O ano era 1972 e de ônibus, no dia 4 de outubro, chegávamos de volta à casa. Havíamos partido do Rio de Janeiro, onde chegáramos de navio. A viagem havia iniciado 15 dias antes na Alemanha. De ônibus cruzamos os Alpes, onde vimos as primeiras neves do outono, e chegamos a Gênova, na Itália, cidade portuária da qual partiu o navio. Era o final de uma viagem de 4 meses. Naquela época algumas pessoas ainda viajavam de navio, pois era bem mais barato do que viajar de avião. A vida também era levada num ritmo muito mais lento, sem a urgência que temos hoje. Fico feliz de ter podido viver o final de uma época que não voltaria mais.
Após deixar o porto de Gênova, o navio fez uma escala de algumas horas em Barcelona. Foi o bastante para podermos ver a igreja Sagrada Família, o monumento a Cristóvão Colombo e uma réplica da caravela Santa Maria, com a qual Colombo descobriu a América.
Para chegar a Lisboa utilizamos a mesma via fluvial pela qual saíam ao mar os grandes navegadores dos séculos XV e XVI, o rio Tejo.
Seguiram-se 8 dias de mar. Deitado no beliche da pequena cabine que ocupamos, eu tinha uma visão privilegiada e pela escotilha observava durante horas os curtos planeios dos peixes voadores que a proa do navio afugentava. O lazer a bordo era pouco. Havia alguns jogos de tombadilho e uma pequena piscina com água fresquinha bombeada continuamente do mar, uma verdadeira maravilha para um menino de 11 anos.
Como o navio era de banderia italiana, à mesa nunca faltou uma boa macarronada com um excelente molho bolonhês. Eu ainda tinha direito a um refrigerante a cada refeição. Era quase o paraíso!
Àqueles que cruzaram pela primeira vez em suas vidas a linha do Equador coube o tradicional batismo de Netuno.
Avistamos terras brasileiras por alguns minutos quando o navio passou ao largo do arquipélago de Fernando de Noronha, que ainda estava verde, apesar de que a estação seca já havia iniciado.
No amanhecer do dia seguinte a tão esperada vista da entrada da baía de Guanabara foi frustrada pela chuva fina que caía, deixando a paisagem cinzenta. Estávamos de volta à terra brasileira.
Na viagem de ônibus do Rio de Janeiro a Porto Alegre eu li a primeira revista Quatro Rodas da minha vida, pois Émerson Fittipaldi havia sido campeão de fórmula 1 pela Lotus.
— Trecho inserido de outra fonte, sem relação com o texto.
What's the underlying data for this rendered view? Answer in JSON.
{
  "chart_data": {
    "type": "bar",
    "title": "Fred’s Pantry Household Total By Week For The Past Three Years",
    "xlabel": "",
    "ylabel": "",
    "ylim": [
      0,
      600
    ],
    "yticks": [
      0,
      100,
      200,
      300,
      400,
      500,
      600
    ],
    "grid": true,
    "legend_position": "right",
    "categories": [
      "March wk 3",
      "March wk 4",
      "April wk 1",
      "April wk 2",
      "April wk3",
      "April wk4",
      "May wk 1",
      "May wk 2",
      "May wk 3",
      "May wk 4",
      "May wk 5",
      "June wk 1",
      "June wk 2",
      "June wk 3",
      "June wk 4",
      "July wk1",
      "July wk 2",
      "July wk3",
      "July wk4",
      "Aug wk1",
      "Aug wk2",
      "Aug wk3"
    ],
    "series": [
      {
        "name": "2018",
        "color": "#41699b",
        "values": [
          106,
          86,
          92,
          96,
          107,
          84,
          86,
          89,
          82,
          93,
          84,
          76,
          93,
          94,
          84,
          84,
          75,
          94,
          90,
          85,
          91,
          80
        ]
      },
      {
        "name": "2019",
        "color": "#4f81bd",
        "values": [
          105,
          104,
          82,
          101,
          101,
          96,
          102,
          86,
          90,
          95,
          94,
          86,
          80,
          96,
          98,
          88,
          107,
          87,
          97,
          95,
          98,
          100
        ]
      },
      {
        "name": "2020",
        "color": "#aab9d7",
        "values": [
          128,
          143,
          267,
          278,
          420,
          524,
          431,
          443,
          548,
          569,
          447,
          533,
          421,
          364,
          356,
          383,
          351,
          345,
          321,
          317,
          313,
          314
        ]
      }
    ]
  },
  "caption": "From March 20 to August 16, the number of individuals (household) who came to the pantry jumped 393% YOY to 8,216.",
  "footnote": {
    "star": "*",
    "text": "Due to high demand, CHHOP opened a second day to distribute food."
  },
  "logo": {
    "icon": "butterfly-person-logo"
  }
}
Eu trazia da Europa uma calculadora mecânica de mão que somava e subtraía, que assombrou meus amigos. De volta ao lar comecei a fazer pequenos trabalhos no jardim das casas dos vizinhos para juntar dinheiro, pois sonhava em comprar um gravador de fita cassete, o prodígio da indústia eletrônica da época. Tinha também planos de fazer um curso de datilografia, pois uma vez concluído o curso eu ganharia uma máquina de escrever usada, para fazer os trabalhos da escola.
Algo que lembro muito bem é que durante esta viagem os meus pais seguidamente recordavam momentos de uma outra viagem que haviam feito 13 anos antes aos EUA. Quando contavam algo de lá sempre iniciavam com uma frase como esta: "Há 13 anos, quando estivemos nos EUA...."
Eu escutava e para mim, então com 11 anos de idade, estes 13 anos aos quais se referiam, pareciam quase a eternidade.
Olhando as fotos da viagem de 1972 me dou conta que desde então já se passaram três vezes 13 anos e que tudo foi muito rápido, talvez rápido até demais.